L’optimisme relayé par l’émissaire qatari concernant la position du président de la Chambre, Nabih Berry, au sujet de l’échéance présidentielle a fait long feu.
L’espoir prudent des ambassadeurs du groupe des Cinq (Arabie saoudite, Égypte, États-Unis, France et Qatar) quant à une percée potentielle, même modeste, dans l’impasse de la présidentielle, s’est aussitôt dissipé après l’engagement inébranlable de M. Berry en faveur d’une séance de dialogue en vue de parvenir à un consensus sur l’élection d’un président de la République.
Les ambassadeurs du Quintette ont conclu que la position actuelle de Nabih Berry ne correspond aucunement à celle véhiculée par l’envoyé qatari concernant le «nombre de principes relatifs à la présidentielle». En effet, M. Berry était convaincu de l’impossibilité d’accès à la présidence de la République de son candidat, Sleiman Frangié, – faute de soutien chrétien et international – et n’a exprimé aucun refus quant à un troisième élu potentiel.

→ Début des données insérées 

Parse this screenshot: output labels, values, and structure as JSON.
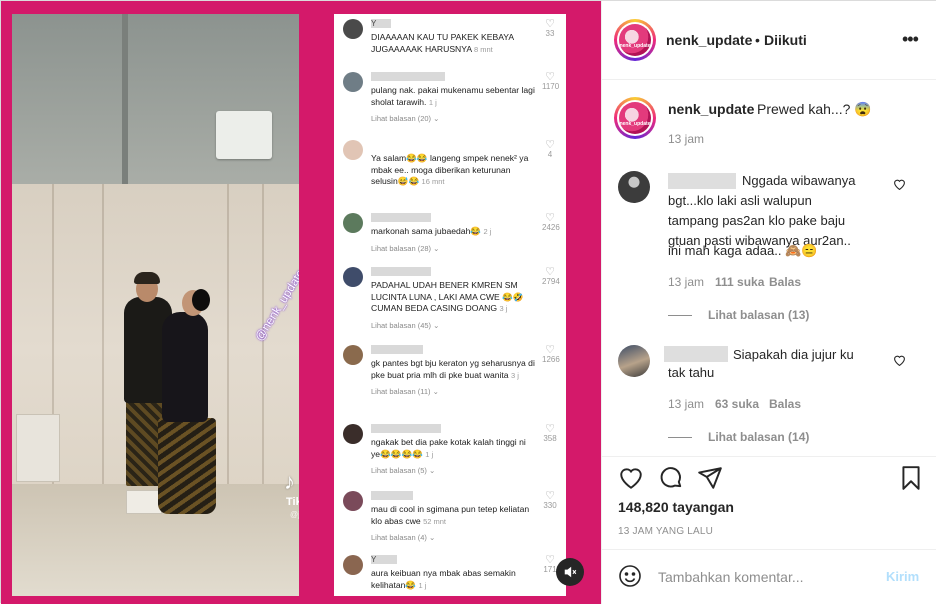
{
  "media": {
    "watermark": "@nenk_update",
    "tiktok_logo": "♪",
    "tiktok_text": "TikT",
    "tiktok_handle": "@jc",
    "mute_icon": "speaker-muted-icon"
  },
  "video_comments": [
    {
      "name": "Y",
      "text": "DIAAAAAN KAU TU PAKEK KEBAYA JUGAAAAAK HARUSNYA",
      "time": "8 mnt",
      "likes": "33",
      "replies": ""
    },
    {
      "name": "",
      "text": "pulang nak. pakai mukenamu sebentar lagi sholat tarawih.",
      "time": "1 j",
      "likes": "1170",
      "replies": "Lihat balasan (20)"
    },
    {
      "name": "",
      "text": "Ya salam😂😂 langeng smpek nenek² ya mbak ee.. moga diberikan keturunan selusin😅😂",
      "time": "16 mnt",
      "likes": "4",
      "replies": ""
    },
    {
      "name": "",
      "text": "markonah sama jubaedah😂",
      "time": "2 j",
      "likes": "2426",
      "replies": "Lihat balasan (28)"
    },
    {
      "name": "",
      "text": "PADAHAL UDAH BENER KMREN SM LUCINTA LUNA , LAKI AMA CWE 😂🤣 CUMAN BEDA CASING DOANG",
      "time": "3 j",
      "likes": "2794",
      "replies": "Lihat balasan (45)"
    },
    {
      "name": "",
      "text": "gk pantes bgt bju keraton yg seharusnya di pke buat pria mlh di pke buat wanita",
      "time": "3 j",
      "likes": "1266",
      "replies": "Lihat balasan (11)"
    },
    {
      "name": "",
      "text": "ngakak bet dia pake kotak kalah tinggi ni ye😂😂😂😂",
      "time": "1 j",
      "likes": "358",
      "replies": "Lihat balasan (5)"
    },
    {
      "name": "",
      "text": "mau di cool in sgimana pun tetep keliatan klo abas cwe",
      "time": "52 mnt",
      "likes": "330",
      "replies": "Lihat balasan (4)"
    },
    {
      "name": "Y",
      "text": "aura keibuan nya mbak abas semakin kelihatan😂",
      "time": "1 j",
      "likes": "171",
      "replies": ""
    }
  ],
  "header": {
    "username": "nenk_update",
    "dot": "•",
    "follow_status": "Diikuti",
    "more_icon": "•••",
    "avatar_label": "nenk_update"
  },
  "caption": {
    "username": "nenk_update",
    "text": "Prewed kah...? 😨",
    "time": "13 jam"
  },
  "comments": [
    {
      "text_lines": [
        "Nggada wibawanya",
        "bgt...klo laki asli walupun",
        "tampang pas2an klo pake baju",
        "gtuan pasti wibawanya aur2an..",
        "ini mah kaga adaa.. 🙈😑"
      ],
      "time": "13 jam",
      "likes": "111 suka",
      "reply": "Balas",
      "replies": "Lihat balasan (13)"
    },
    {
      "text_lines": [
        "Siapakah dia jujur ku",
        "tak tahu"
      ],
      "time": "13 jam",
      "likes": "63 suka",
      "reply": "Balas",
      "replies": "Lihat balasan (14)"
    }
  ],
  "actions": {
    "views": "148,820 tayangan",
    "ago": "13 JAM YANG LALU",
    "comment_placeholder": "Tambahkan komentar...",
    "post_label": "Kirim"
  },
  "colors": {
    "brand_pink": "#d4196a",
    "post_disabled": "#b2dffc"
  }
}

De plus, plusieurs noms ont été avancés, sans qu'il ne s’y oppose. Le président de la Chambre avait même approuvé la tenue d’une séance ouverte jusqu’à ce qu’un président de la République soit élu.
En amont de la visite des ambassadeurs du Quintette à Berry, une réunion à laquelle a assisté une délégation du Hezbollah et des représentants de Bkerké a eu lieu chez un député de Kesrouan. La délégation a transmis le message suivant au Patriarcat maronite: «Le parti plaide en faveur d'un dialogue pour parvenir à un consensus sur la présidence de la République.» Berry a évidemment rétropédalé suite aux développements liés au cessez-le-feu à Gaza et à l'insistance du Hezbollah sur un dialogue.
Selon des milieux proches de l’opposition, le changement de position du tandem chiite serait le résultat des efforts déployés en vue de déclarer une trêve de 45 jours renouvelables à Gaza, durant laquelle les prisonniers et otages seraient libérés des deux côtés. Cela constituerait la première étape en voie d’un règlement politique fondé sur la solution des deux États. À en croire des sources proches du Hezb, le parti est de plus en plus inquiet, notamment après la déclaration du ministre israélien de la Défense, Yoav Gallant: «Que le Hezbollah se détrompe: un cessez-le-feu à Gaza ne signifie pas une cessation des hostilités au Liban. Aucun cessez-le-feu n’aura lieu avant que les habitants du Nord puissent regagner leurs domiciles en toute sécurité». Cette position a incité le Hezbollah à réévaluer la sienne suite à l'initiative du Quintette pour élire un président et aux efforts diplomatiques exhortant le parti à respecter la mise en œuvre de la résolution 1701 de l'ONU. Sans compter la délimitation des frontières terrestres avec Israël – jusqu’à Chebaa, conformément aux textes des Nations-unies et aux frontières reconnues par la communauté internationale en 1932 et consacrées par les accords d’armistice de 1949. Tous ces facteurs ont éveillé les soupçons du Hezbollah quant à un plan régional et international visant à mettre fin à son rôle de prétendue «résistance» militaire à la suite d'un cessez-le-feu à Gaza et de la délimitation de la frontière terrestre à partir du point litigieux B1 à Naqoura.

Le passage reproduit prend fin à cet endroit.